As four men stepped outside and stood conversing across the roof of the vehicle. They spoke quietly, too softly for Bolan's ears to pick up more than a word here and there — but definitely English words.

The car was radio equipped. One of the men leaned inside and said something into a mike. A responsive squawk from the radio receiver confirmed that English was the language in use, but again without sufficient clarity for Bolan's understanding.

The problem, from Bolan's standpoint, was the question of identification. If the guys were cops, he could simply fade out. Evita would be left in good hands and Bolan himself would be in no worse shape than at any time since he'd hit the island.

If they were not cops though…

One of the men was pulling a sawed-off shotgun from the rear seat. Another was spinning the cylinder of a heavy revolver and checking the load. The guy at the radio swung back to the outside and passed a soft command to the others.

They split up.

One remained with the vehicle. Another advanced along the road toward the cabin. The other two went to opposite sides and disappeared into the brush.

They were closing on the house.

Bolan would have preferred to take them while they were bunched up. If the guys turned out to be some of Lavagni's scouts, there could be hell to pay now. A guy on the short end of the odds could not afford to allow such a situation to get out of his direct control.

Bolan had done so.

But there was that nagging question of identification… another of the built-in handicaps to the Executioner's war effort.

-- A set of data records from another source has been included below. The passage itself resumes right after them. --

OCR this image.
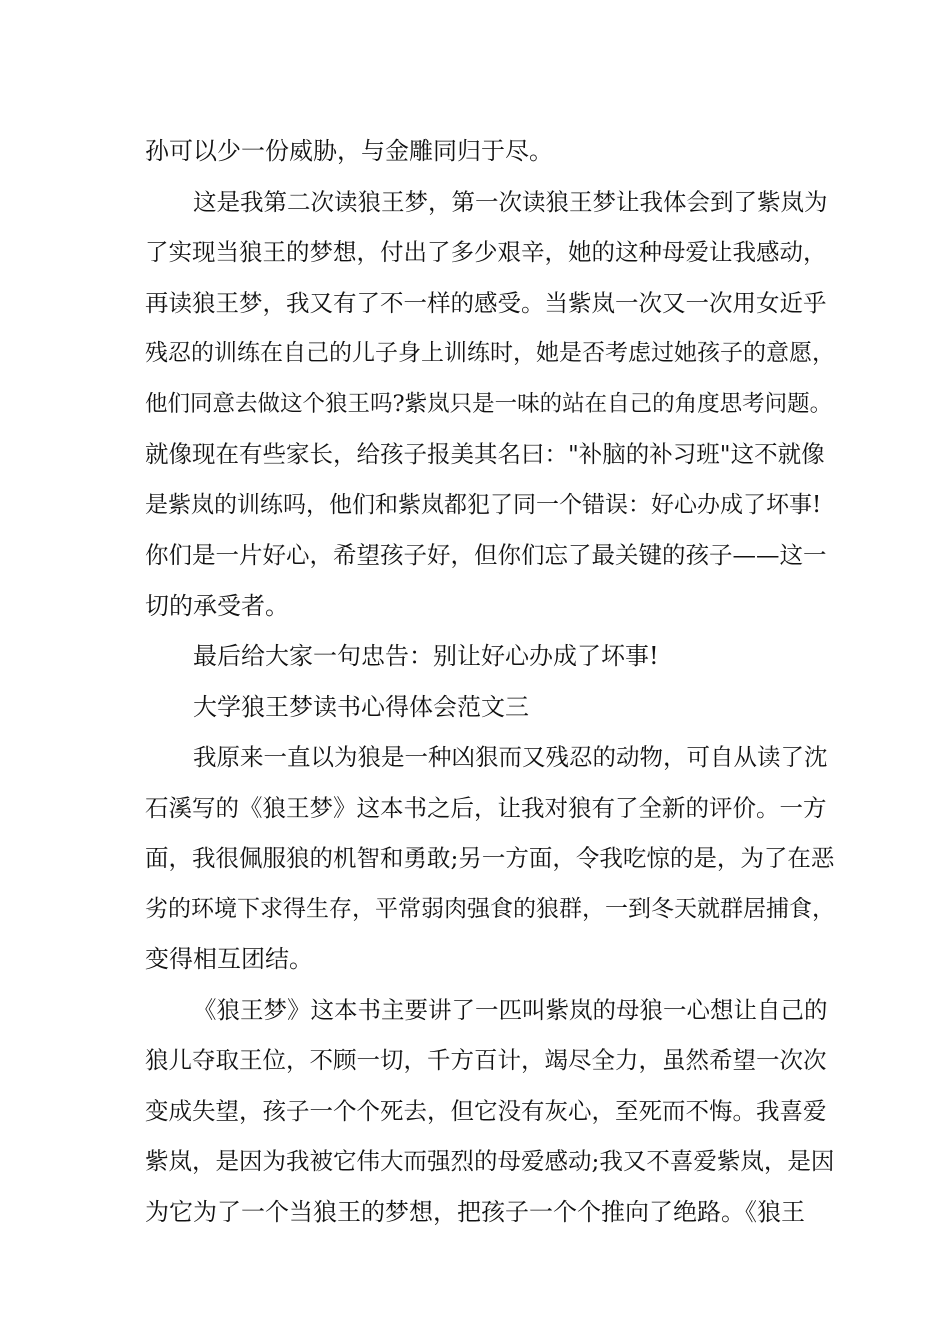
孙可以少一份威胁，与金雕同归于尽。
这是我第二次读狼王梦，第一次读狼王梦让我体会到了紫岚为
了实现当狼王的梦想，付出了多少艰辛，她的这种母爱让我感动，
再读狼王梦，我又有了不一样的感受。当紫岚一次又一次用女近乎
残忍的训练在自己的儿子身上训练时，她是否考虑过她孩子的意愿，
他们同意去做这个狼王吗?紫岚只是一味的站在自己的角度思考问题。
就像现在有些家长，给孩子报美其名曰："补脑的补习班"这不就像
是紫岚的训练吗，他们和紫岚都犯了同一个错误：好心办成了坏事!
你们是一片好心，希望孩子好，但你们忘了最关键的孩子——这一
切的承受者。
最后给大家一句忠告：别让好心办成了坏事!
大学狼王梦读书心得体会范文三
我原来一直以为狼是一种凶狠而又残忍的动物，可自从读了沈
石溪写的《狼王梦》这本书之后，让我对狼有了全新的评价。一方
面，我很佩服狼的机智和勇敢;另一方面，令我吃惊的是，为了在恶
劣的环境下求得生存，平常弱肉强食的狼群，一到冬天就群居捕食，
变得相互团结。
《狼王梦》这本书主要讲了一匹叫紫岚的母狼一心想让自己的
狼儿夺取王位，不顾一切，千方百计，竭尽全力，虽然希望一次次
变成失望，孩子一个个死去，但它没有灰心，至死而不悔。我喜爱
紫岚，是因为我被它伟大而强烈的母爱感动;我又不喜爱紫岚，是因
为它为了一个当狼王的梦想，把孩子一个个推向了绝路。《狼王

He moved on deeper and circled back for an approach from the rear, then he stepped onto the road and came in with the fiery red sun setting directly behind him.

The guy was leaning against the car, his attention focused in the direction of the house, when the quiet jungle cat moved in behind him and the heavy steel muzzle of the Thompson dug into his spine.

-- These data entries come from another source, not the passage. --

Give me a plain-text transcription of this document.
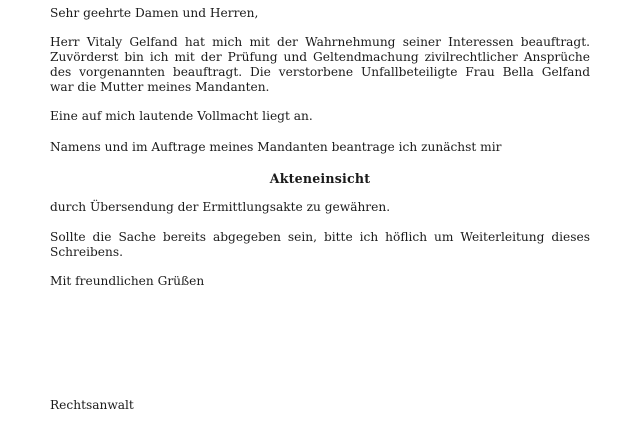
Sehr geehrte Damen und Herren,
Herr Vitaly Gelfand hat mich mit der Wahrnehmung seiner Interessen beauftragt.
Zuvörderst bin ich mit der Prüfung und Geltendmachung zivilrechtlicher Ansprüche
des vorgenannten beauftragt. Die verstorbene Unfallbeteiligte Frau Bella Gelfand
war die Mutter meines Mandanten.
Eine auf mich lautende Vollmacht liegt an.
Namens und im Auftrage meines Mandanten beantrage ich zunächst mir
Akteneinsicht
durch Übersendung der Ermittlungsakte zu gewähren.
Sollte die Sache bereits abgegeben sein, bitte ich höflich um Weiterleitung dieses
Schreibens.
Mit freundlichen Grüßen
Rechtsanwalt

He stiffened, and froze there, and Bolan could almost feel the tumbling energies of that suddenly electrified mind.

"Okay, okay," the guy said, in a voice with all the moisture suddenly gone out of it. "Don't, for God's sake."

It was a matter of blind reaction versus conditioned instincts, and Bolan had his identification. The guy was no American federal cop; he was no kind of cop.

Without wasting another precious second of time, Bolan whipped the stock of the heavy gun up and against the back of the soldier's skull in a lashing slap. The guy crumbled without a sound and sprawled face down in the dust. Bolan turned him over and gave him another vicious jab to the throat, then he stepped over the lifeless remains and hurried on along the road toward the cabin.

Big Eve was alone up there and definitely not about to fall into good hands.

The one with the shotgun was moving into the yard as Bolan rounded the bend, another was stepping out of the bushes to the right.

The front door to the cabin was standing open, and he saw a flash of motion across that open doorway.

"Hold it!" Bolan yelled, more for Evita's benefit than for anything else.

The guy in front whirled, bringing the shotgun around with him, and the Thompson's opening argument caught him in mid-turn and laid him down in a convulsive sideways sprawl. The shotgun boomed, sending its double-oughts spraying harmlessly into the air.